Il est évident que peu sont ceux qui ont appris toutes ses choses pendant leur enfance.

Narcissisme déclaré versus narcissisme dissimulé

Le narcissisme « déclaré » dans une famille est caractérisé par une dynamique où les besoins des parents prennent constamment le dessus. Parfois ceci peut être accompagné d'une obligation de garder « le secret de famille », et très souvent il existe des abus physiques, sexuels et émotionnels de différents degrés. Les enfants issus de ces familles se sentent souvent vides, ils ont une colère réprimée, ils se sentent inadéquats, ils souffrent d'anxiété chronique ou de dépression, etc.

Dans le narcissisme « dissimulé », une dynamique similaire s'instaure mais dans la croyance que l'on a « une famille idéale ». Les parents peuvent être disponibles par intermittence, ce qui génère une confusion chez les enfants.

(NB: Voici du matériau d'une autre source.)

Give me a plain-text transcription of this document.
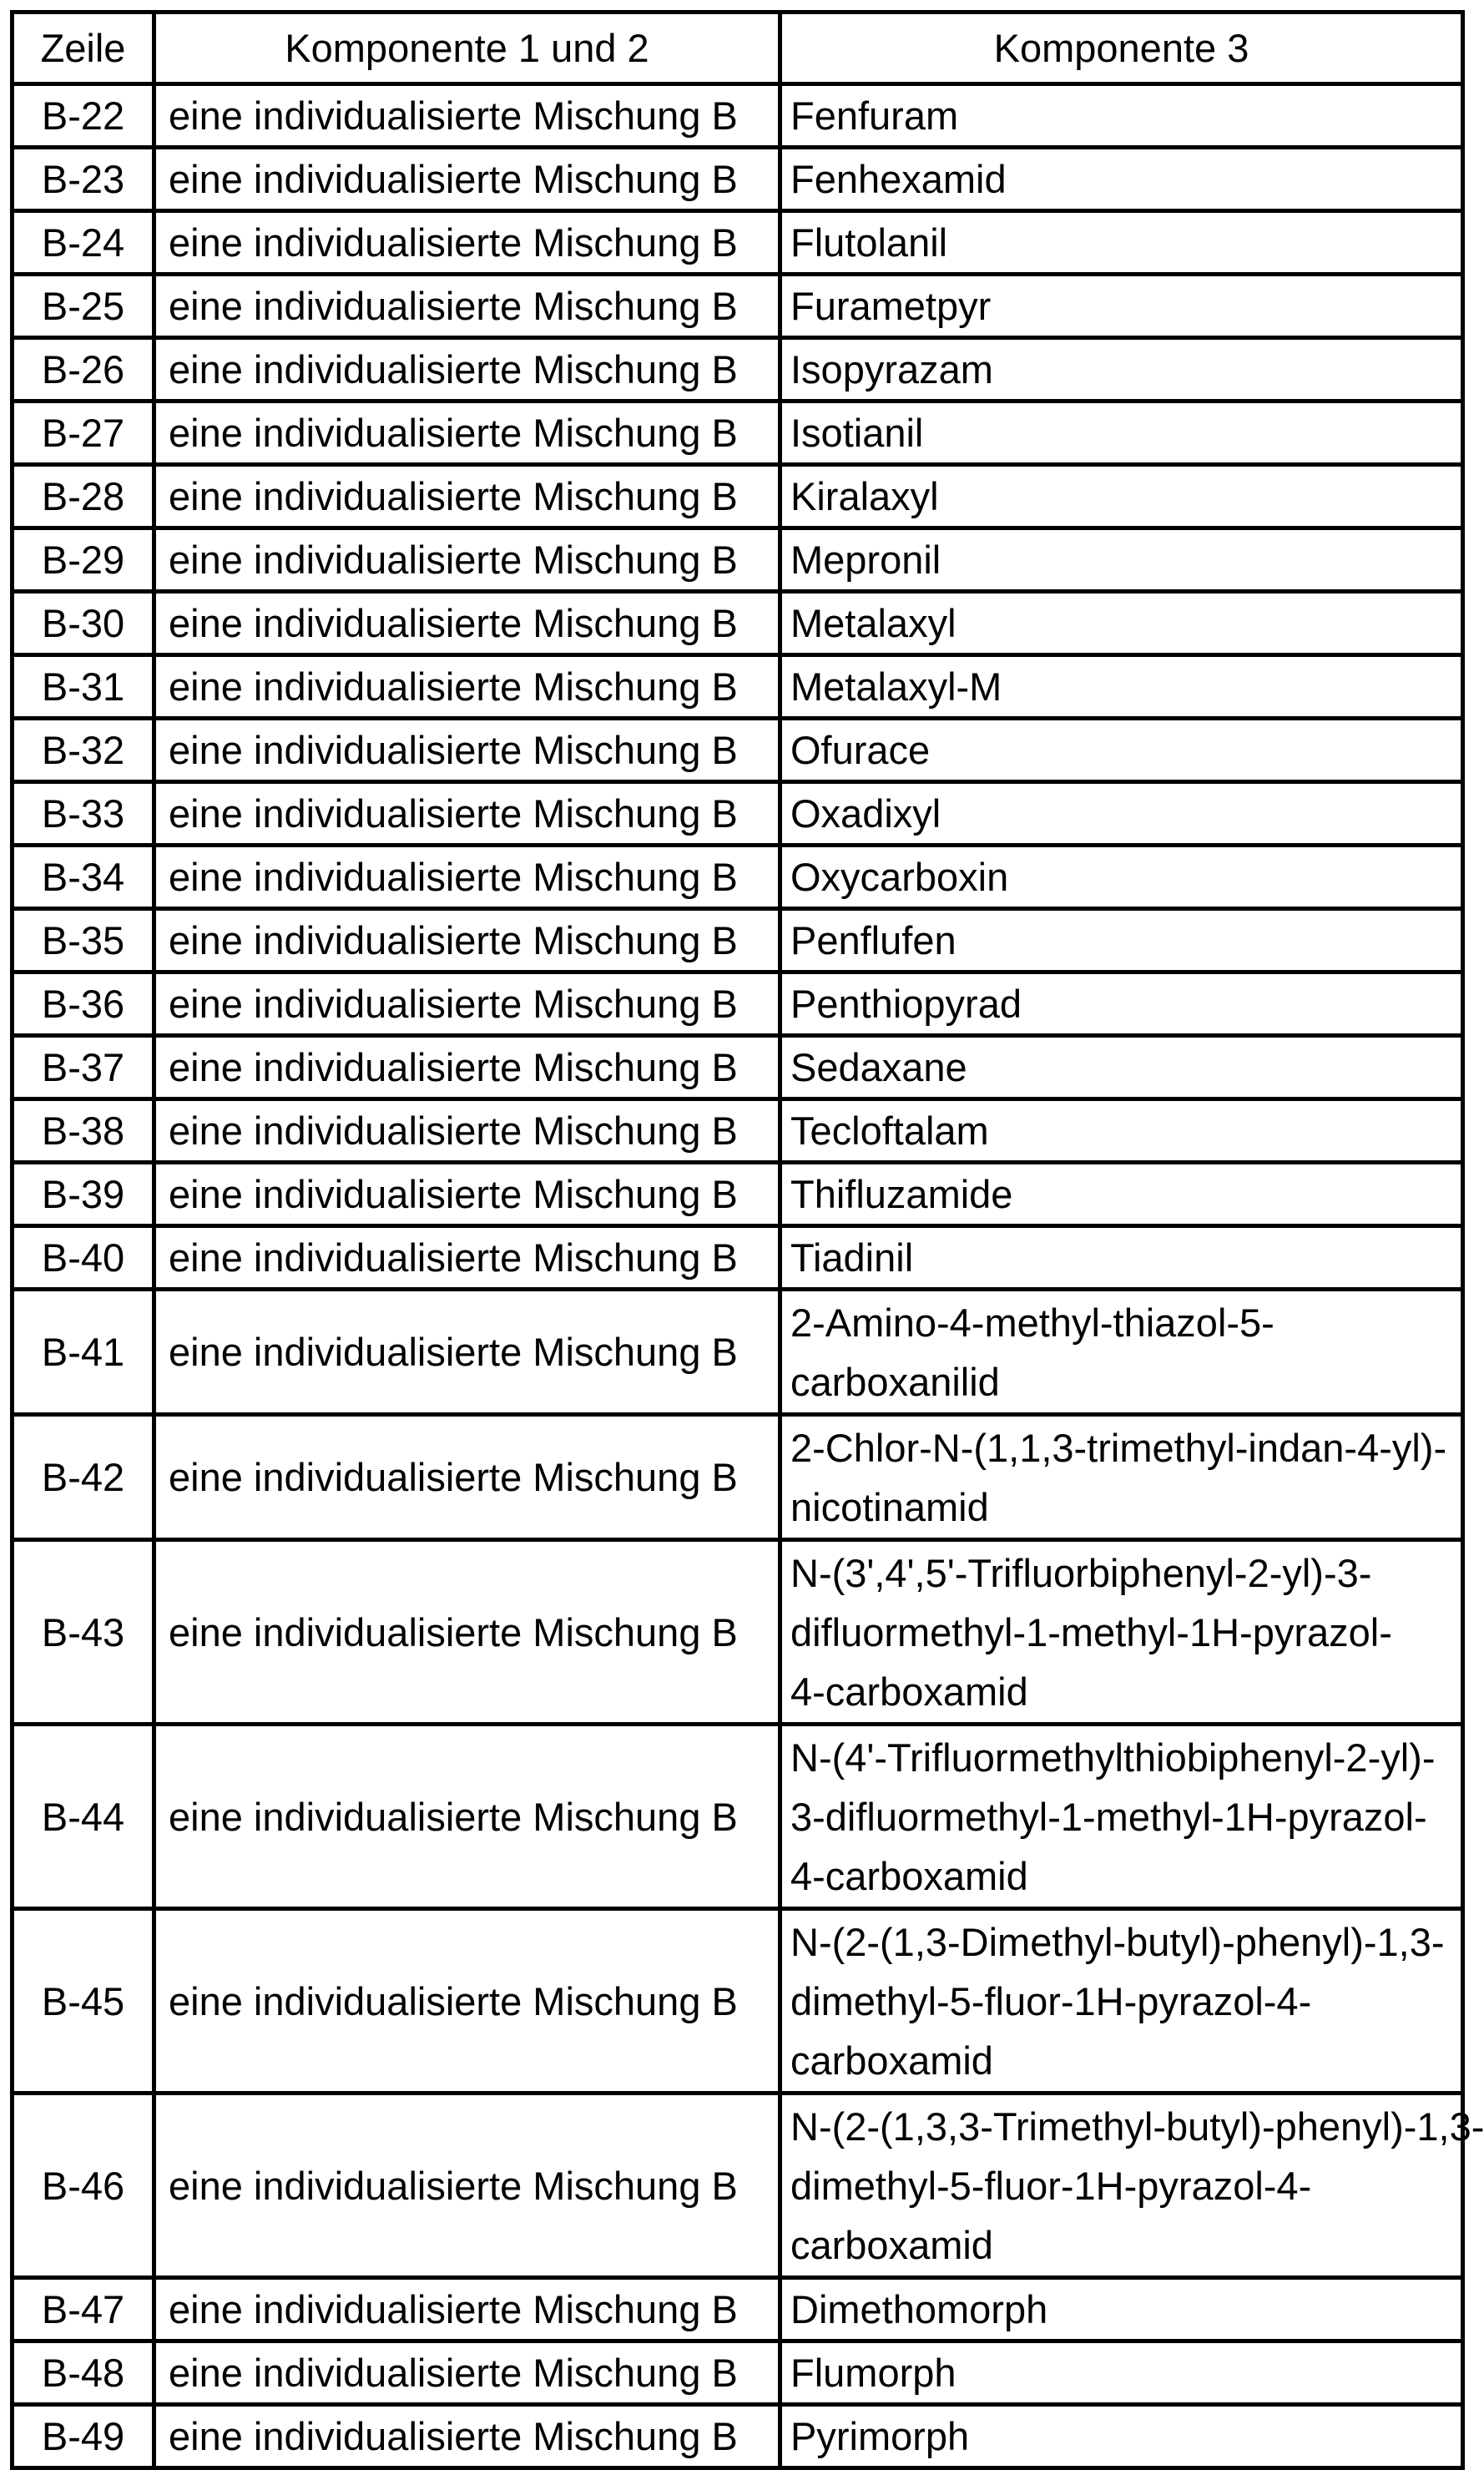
Zeile	Komponente 1 und 2	Komponente 3
B-22	eine individualisierte Mischung B	Fenfuram
B-23	eine individualisierte Mischung B	Fenhexamid
B-24	eine individualisierte Mischung B	Flutolanil
B-25	eine individualisierte Mischung B	Furametpyr
B-26	eine individualisierte Mischung B	Isopyrazam
B-27	eine individualisierte Mischung B	Isotianil
B-28	eine individualisierte Mischung B	Kiralaxyl
B-29	eine individualisierte Mischung B	Mepronil
B-30	eine individualisierte Mischung B	Metalaxyl
B-31	eine individualisierte Mischung B	Metalaxyl-M
B-32	eine individualisierte Mischung B	Ofurace
B-33	eine individualisierte Mischung B	Oxadixyl
B-34	eine individualisierte Mischung B	Oxycarboxin
B-35	eine individualisierte Mischung B	Penflufen
B-36	eine individualisierte Mischung B	Penthiopyrad
B-37	eine individualisierte Mischung B	Sedaxane
B-38	eine individualisierte Mischung B	Tecloftalam
B-39	eine individualisierte Mischung B	Thifluzamide
B-40	eine individualisierte Mischung B	Tiadinil
B-41	eine individualisierte Mischung B	2-Amino-4-methyl-thiazol-5-
carboxanilid
B-42	eine individualisierte Mischung B	2-Chlor-N-(1,1,3-trimethyl-indan-4-yl)-
nicotinamid
B-43	eine individualisierte Mischung B	N-(3',4',5'-Trifluorbiphenyl-2-yl)-3-
difluormethyl-1-methyl-1H-pyrazol-
4-carboxamid
B-44	eine individualisierte Mischung B	N-(4'-Trifluormethylthiobiphenyl-2-yl)-
3-difluormethyl-1-methyl-1H-pyrazol-
4-carboxamid
B-45	eine individualisierte Mischung B	N-(2-(1,3-Dimethyl-butyl)-phenyl)-1,3-
dimethyl-5-fluor-1H-pyrazol-4-
carboxamid
B-46	eine individualisierte Mischung B	N-(2-(1,3,3-Trimethyl-butyl)-phenyl)-1,3-
dimethyl-5-fluor-1H-pyrazol-4-
carboxamid
B-47	eine individualisierte Mischung B	Dimethomorph
B-48	eine individualisierte Mischung B	Flumorph
B-49	eine individualisierte Mischung B	Pyrimorph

Les carences émotionnelles se font beaucoup plus subtiles, au point où souvent, beaucoup de personnes jurent avoir eu une enfance parfaite, alors qu'en réalité leurs besoins ont toujours été ignorés ou passés au deuxième plan.

Il est difficile de catégoriser ces deux dynamiques de façon si tranchée, parce qu'il existe plusieurs degrés de narcissisme, et que chaque individu est différent. Nombre de facteurs peuvent rentrer en compte même lorsque, par exemple, des frères et sœurs reçoivent autant d'attention, d'amour, etc. Leur propre sensibilité et personnalité jouent un rôle important dans la façon dont ils perçoivent le monde.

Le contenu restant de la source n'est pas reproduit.